Germany’s Munich Re AG (MUV2.XE), the world’s biggest reinsurer by premium revenue, Thursday announced a new program to buy back its own shares and said net profit almost halved in the third quarter on high costs for major claims.
The company will buy back shares worth up to 1 billion euros ($1.35 billion) by April 30 next year.
Munich Re said it considers an after-tax profit of EUR3 billion achievable in the full year after the performance to date and is thus slightly more optimistic than in August, when it targeted profit just below EUR3 billion. The after-tax profit target includes subsidiaries which are not fully owned by the group.
The reinsurer expects gross premium revenue of around EUR51 billion, the midpoint of its previously targeted range.
Third-quarter net profit fell 44% to EUR637 million, topping analysts’ average forecast of EUR619 million. Increased expenditure in life reinsurance in Australia and the U.S., a loss on the disposal of the Windsor Health Group, the performance of derivative financial instruments, and significant negative currency effects also depressed profit.

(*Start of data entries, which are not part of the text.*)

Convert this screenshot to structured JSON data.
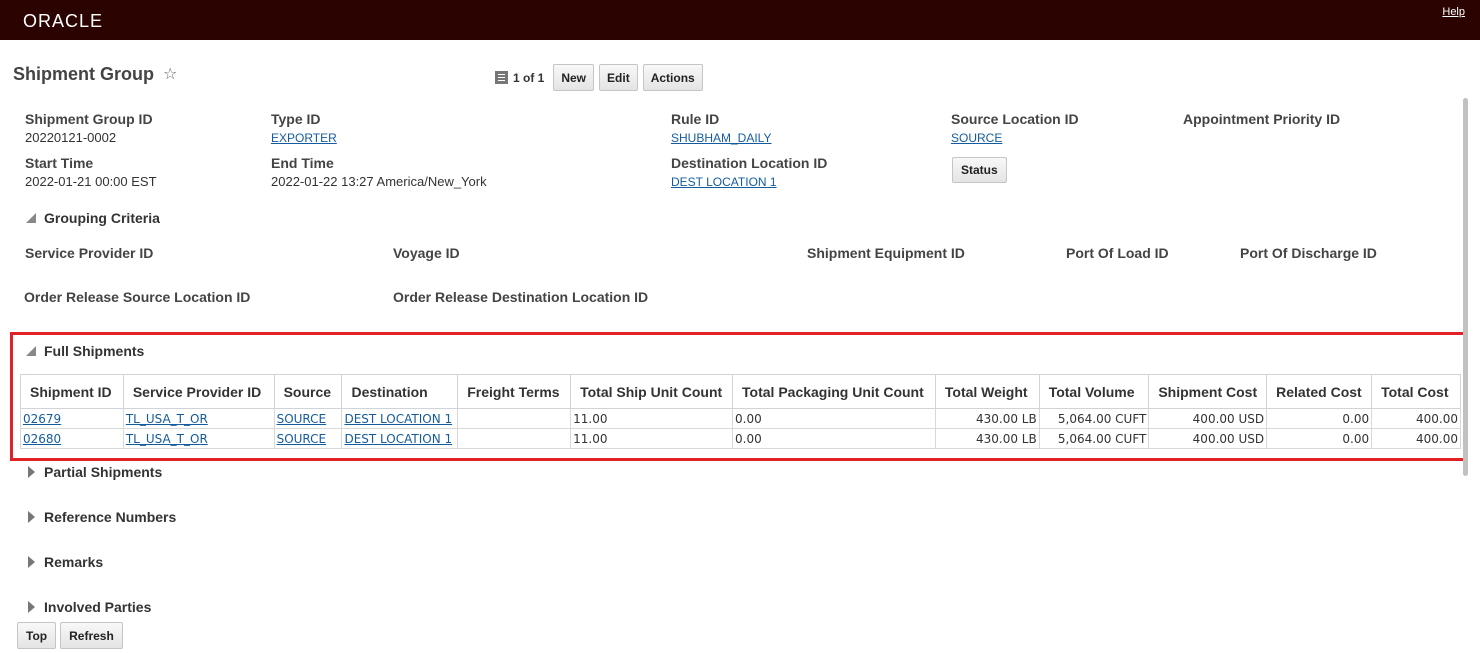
{
  "header": {
    "logo": "ORACLE",
    "help": "Help"
  },
  "page": {
    "title": "Shipment Group",
    "pager": "1 of 1",
    "buttons": {
      "new": "New",
      "edit": "Edit",
      "actions": "Actions"
    }
  },
  "fields": {
    "shipment_group_id": {
      "label": "Shipment Group ID",
      "value": "20220121-0002"
    },
    "type_id": {
      "label": "Type ID",
      "value": "EXPORTER"
    },
    "rule_id": {
      "label": "Rule ID",
      "value": "SHUBHAM_DAILY"
    },
    "source_location_id": {
      "label": "Source Location ID",
      "value": "SOURCE"
    },
    "appointment_priority_id": {
      "label": "Appointment Priority ID",
      "value": ""
    },
    "start_time": {
      "label": "Start Time",
      "value": "2022-01-21 00:00 EST"
    },
    "end_time": {
      "label": "End Time",
      "value": "2022-01-22 13:27 America/New_York"
    },
    "destination_location_id": {
      "label": "Destination Location ID",
      "value": "DEST LOCATION 1"
    },
    "status_button": "Status"
  },
  "grouping_criteria": {
    "title": "Grouping Criteria",
    "labels": {
      "service_provider_id": "Service Provider ID",
      "voyage_id": "Voyage ID",
      "shipment_equipment_id": "Shipment Equipment ID",
      "port_of_load_id": "Port Of Load ID",
      "port_of_discharge_id": "Port Of Discharge ID",
      "order_release_source_location_id": "Order Release Source Location ID",
      "order_release_destination_location_id": "Order Release Destination Location ID"
    }
  },
  "full_shipments": {
    "title": "Full Shipments",
    "columns": [
      "Shipment ID",
      "Service Provider ID",
      "Source",
      "Destination",
      "Freight Terms",
      "Total Ship Unit Count",
      "Total Packaging Unit Count",
      "Total Weight",
      "Total Volume",
      "Shipment Cost",
      "Related Cost",
      "Total Cost"
    ],
    "rows": [
      {
        "shipment_id": "02679",
        "service_provider_id": "TL_USA_T_OR",
        "source": "SOURCE",
        "destination": "DEST LOCATION 1",
        "freight_terms": "",
        "total_ship_unit_count": "11.00",
        "total_packaging_unit_count": "0.00",
        "total_weight": "430.00 LB",
        "total_volume": "5,064.00 CUFT",
        "shipment_cost": "400.00 USD",
        "related_cost": "0.00",
        "total_cost": "400.00"
      },
      {
        "shipment_id": "02680",
        "service_provider_id": "TL_USA_T_OR",
        "source": "SOURCE",
        "destination": "DEST LOCATION 1",
        "freight_terms": "",
        "total_ship_unit_count": "11.00",
        "total_packaging_unit_count": "0.00",
        "total_weight": "430.00 LB",
        "total_volume": "5,064.00 CUFT",
        "shipment_cost": "400.00 USD",
        "related_cost": "0.00",
        "total_cost": "400.00"
      }
    ]
  },
  "sections": {
    "partial_shipments": "Partial Shipments",
    "reference_numbers": "Reference Numbers",
    "remarks": "Remarks",
    "involved_parties": "Involved Parties"
  },
  "footer_buttons": {
    "top": "Top",
    "refresh": "Refresh"
  },
  "colors": {
    "topbar": "#2b0301",
    "highlight": "#e02127",
    "link": "#145c9e"
  }
}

The investment result declined 5.5% to EUR2.10 billion, above the expected EUR1.87 billion. Gross premium revenue fell 5.4% to EUR12.50 billion, below the expected EUR13.12 billion.

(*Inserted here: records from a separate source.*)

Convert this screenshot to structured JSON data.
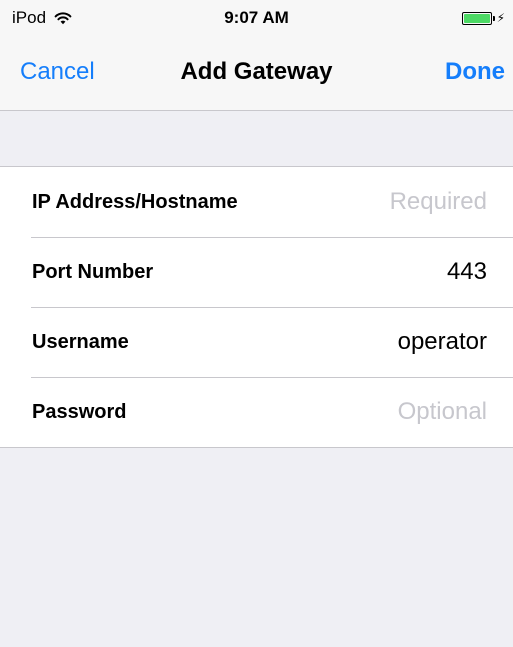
{
  "status_bar": {
    "carrier": "iPod",
    "time": "9:07 AM",
    "battery_color": "#4cd964"
  },
  "nav": {
    "cancel_label": "Cancel",
    "title": "Add Gateway",
    "done_label": "Done",
    "tint_color": "#157efb"
  },
  "form": {
    "rows": [
      {
        "label": "IP Address/Hostname",
        "value": "",
        "placeholder": "Required"
      },
      {
        "label": "Port Number",
        "value": "443",
        "placeholder": ""
      },
      {
        "label": "Username",
        "value": "operator",
        "placeholder": ""
      },
      {
        "label": "Password",
        "value": "",
        "placeholder": "Optional"
      }
    ]
  }
}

Operating profit, which many investors consider the best guidance of business performance, shrank by a quarter to EUR1.07 billion, better than forecast.
Earlier this week, peer Hannover Re (HNR1.XE) reported a 23% profit decline for the third quarter due to a lower investment result, lower revenue and some large claims. It said, however, that it was on track for full-year goals.
Reinsurers are suffering from downward pressure on rates they can demand from their customers, the primary insurers, partly due to the sector attracting additional funds from outside investors seeking higher returns than they are able to achieve elsewhere in the current low-interest rate environment.